Does anyone know how to get Outlook 2007 to work correctly with a groupwise 7 server? Outlook 2003 works fine (using the novell supplied outlook connector). Everything in Outlook 2007 works except for replying to messages. I get an error about the messaging interface caused an unknown error.

All new messages work, and I receive all messages. Just can't reply....


----------



## mlevy18 (Feb 10, 2007)

I get the same error. I've tried re-installing both Groupwise and Outlook. I also tried using Groupwise in both online and cache modes and it still didn't work.
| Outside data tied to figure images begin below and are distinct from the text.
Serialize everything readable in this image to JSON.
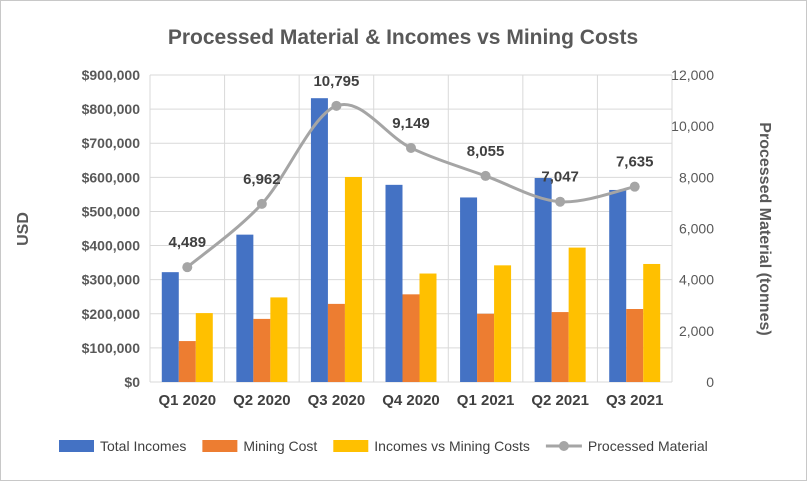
{
  "chart_data": {
    "type": "bar",
    "title": "Processed Material & Incomes vs Mining Costs",
    "categories": [
      "Q1 2020",
      "Q2 2020",
      "Q3 2020",
      "Q4 2020",
      "Q1 2021",
      "Q2 2021",
      "Q3 2021"
    ],
    "ylabel": "USD",
    "y2label": "Processed Material (tonnes)",
    "ylim": [
      0,
      900000
    ],
    "y2lim": [
      0,
      12000
    ],
    "y_ticks": [
      "$0",
      "$100,000",
      "$200,000",
      "$300,000",
      "$400,000",
      "$500,000",
      "$600,000",
      "$700,000",
      "$800,000",
      "$900,000"
    ],
    "y2_ticks": [
      "0",
      "2,000",
      "4,000",
      "6,000",
      "8,000",
      "10,000",
      "12,000"
    ],
    "grid": true,
    "legend_position": "bottom",
    "series": [
      {
        "name": "Total Incomes",
        "kind": "bar",
        "color": "#4472C4",
        "values": [
          322000,
          432000,
          832000,
          578000,
          541000,
          598000,
          563000
        ]
      },
      {
        "name": "Mining Cost",
        "kind": "bar",
        "color": "#ED7D31",
        "values": [
          120000,
          185000,
          229000,
          257000,
          200000,
          205000,
          214000
        ]
      },
      {
        "name": "Incomes vs Mining Costs",
        "kind": "bar",
        "color": "#FFC000",
        "values": [
          202000,
          248000,
          601000,
          318000,
          342000,
          394000,
          346000
        ]
      },
      {
        "name": "Processed Material",
        "kind": "line",
        "axis": "right",
        "color": "#A5A5A5",
        "values": [
          4489,
          6962,
          10795,
          9149,
          8055,
          7047,
          7635
        ],
        "labels": [
          "4,489",
          "6,962",
          "10,795",
          "9,149",
          "8,055",
          "7,047",
          "7,635"
        ]
      }
    ]
  }
}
Like you said though, everything else does.


----------



## Rockn (Jul 29, 2001)

I do believe you need the Groupwise email client set up in your email settings per client.


----------



## mlevy18 (Feb 10, 2007)

Novell has an updated Groupwise 7 version that corrects the reply problem with Outlook 2007: GW 7.0.1 Interim Release 1 Multi. It's available for free on the support site at Novell. The large download file, gw701ir1m.exe, contains an updated Groupwise 7.01 installation.


----------



## jbhardman (Feb 1, 2006)

Great! The reply problem has been fixed. I upgraded to Groupwise 7.0.2 beta, and now my outlook reply works just fine. But I have another problem. Every time I open outlook, I get a message that says the Data Execution Prevention has closed the Microsoft Windows Search Protocol Host. Then I get another message stating that the Microsoft Windows Search Protocol Host has been closed. I get that second one about 2 times.

This problem only happens when I open outlook, and it happens about 15 seconds after I open outlook. If I never open outlook, I'm problem free.... Any ideas out there? BTW... Windows Vista Business is my OS.


----------



## Mahmoudk (Nov 2, 2007)

I have the same probelm with outlook and groupwise,
Does anyone have the solution
Appreciate any reply


----------



## xyandr (May 21, 2008)

I'm running groupwise 7.0.1 and am testing with Outlook 2007. I get the messaging interface returning an unknown error when replying, but also get errors when accepting meetings, and trying to mark all as read. Does anyone else have these problems?


----------